The International Olympic Committee is notoriously aggressive about protecting its trademarks, as explained in a Wired story from the 2012 Summer Olympics. Same goes for the Sochi Olympics that officially kick off Friday.
Here's what small business owners need to know:
Using Olympic Rings in Ads
In addition, you need permission to use many of the words and phrases associated with the Olympics, including "United States Olympic Committee"; "Olympic," and "Olympiad."
Depending on what Olympics-related content you're using (texts, images, or films) and how you're using it (for educational use, private use, or commercial use), the IOC may give you permission.
In general, you should shy away from using any Olympic-related symbol, slogan, or term in any advertising or promotional announcements that aren't graced by the approval of the IOC. That goes for sweepstakes and contests, too.
Beware any use that could suggest a sponsorship or endorsement with the official event, unless you obtain permission beforehand.

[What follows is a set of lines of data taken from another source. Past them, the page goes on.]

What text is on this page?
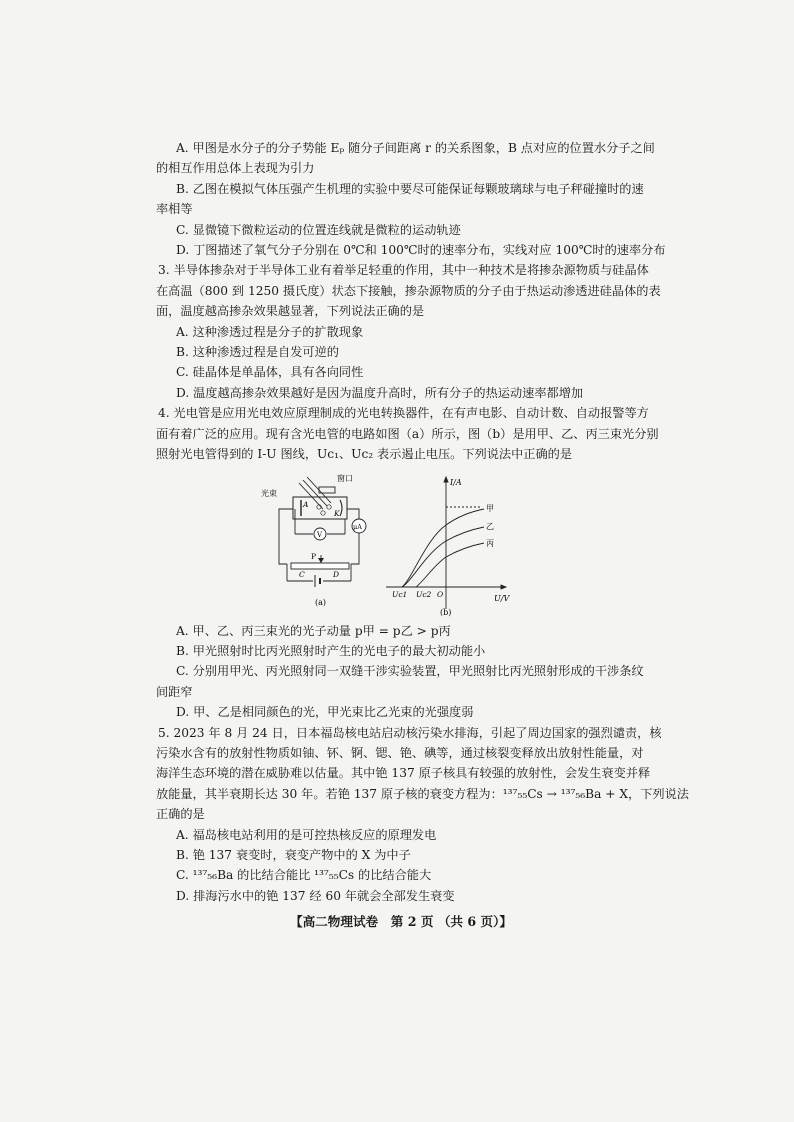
A. 甲图是水分子的分子势能 Eₚ 随分子间距离 r 的关系图象，B 点对应的位置水分子之间
的相互作用总体上表现为引力
B. 乙图在模拟气体压强产生机理的实验中要尽可能保证每颗玻璃球与电子秤碰撞时的速
率相等
C. 显微镜下微粒运动的位置连线就是微粒的运动轨迹
D. 丁图描述了氧气分子分别在 0℃和 100℃时的速率分布，实线对应 100℃时的速率分布
3. 半导体掺杂对于半导体工业有着举足轻重的作用，其中一种技术是将掺杂源物质与硅晶体
在高温（800 到 1250 摄氏度）状态下接触，掺杂源物质的分子由于热运动渗透进硅晶体的表
面，温度越高掺杂效果越显著，下列说法正确的是
A. 这种渗透过程是分子的扩散现象
B. 这种渗透过程是自发可逆的
C. 硅晶体是单晶体，具有各向同性
D. 温度越高掺杂效果越好是因为温度升高时，所有分子的热运动速率都增加
4. 光电管是应用光电效应原理制成的光电转换器件，在有声电影、自动计数、自动报警等方
面有着广泛的应用。现有含光电管的电路如图（a）所示，图（b）是用甲、乙、丙三束光分别
照射光电管得到的 I-U 图线，Uc₁、Uc₂ 表示遏止电压。下列说法中正确的是
窗口
光束
A
K
μA
V
P
C	D
(a)
I/A
U/V
Uc1 Uc2 O
甲
乙
丙
(b)
A. 甲、乙、丙三束光的光子动量 p甲 = p乙 > p丙
B. 甲光照射时比丙光照射时产生的光电子的最大初动能小
C. 分别用甲光、丙光照射同一双缝干涉实验装置，甲光照射比丙光照射形成的干涉条纹
间距窄
D. 甲、乙是相同颜色的光，甲光束比乙光束的光强度弱
5. 2023 年 8 月 24 日，日本福岛核电站启动核污染水排海，引起了周边国家的强烈谴责，核
污染水含有的放射性物质如铀、钚、锕、锶、铯、碘等，通过核裂变释放出放射性能量，对
海洋生态环境的潜在威胁难以估量。其中铯 137 原子核具有较强的放射性，会发生衰变并释
放能量，其半衰期长达 30 年。若铯 137 原子核的衰变方程为：¹³⁷₅₅Cs → ¹³⁷₅₆Ba + X，下列说法
正确的是
A. 福岛核电站利用的是可控热核反应的原理发电
B. 铯 137 衰变时，衰变产物中的 X 为中子
C. ¹³⁷₅₆Ba 的比结合能比 ¹³⁷₅₅Cs 的比结合能大
D. 排海污水中的铯 137 经 60 年就会全部发生衰变
【高二物理试卷　第 2 页 （共 6 页）】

Licensing the Olympic Rings
The organizing committee for each Olympics licenses its logos and symbols to specific manufacturers and partners. Businesses pay a pretty penny to license the use of trademarked symbols and terms associated with the Olympics.
Though an exact dollar amount is tough to pin down, it's safe to say most small businesses probably can't afford it: the organizing committee raked in $163 million from 68 licensees in 2008's Beijing Olympics, according to Wired.
But if you think your business is too small to get in trouble for using the Olympic rings in ads, think again.
During the London 2012 Olympics, shopkeepers, florists and even butchers (with Olympic rings fashioned from sausage links) who put Olympic symbols in their windows were reportedly being asked to take them down, according to Bloomberg Businessweek.
Worst-case scenario, your unauthorized use of the Olympic rings can potentially lead to a legal action. In that case, you'd need a legal Olympian, otherwise known as an experienced small business attorney.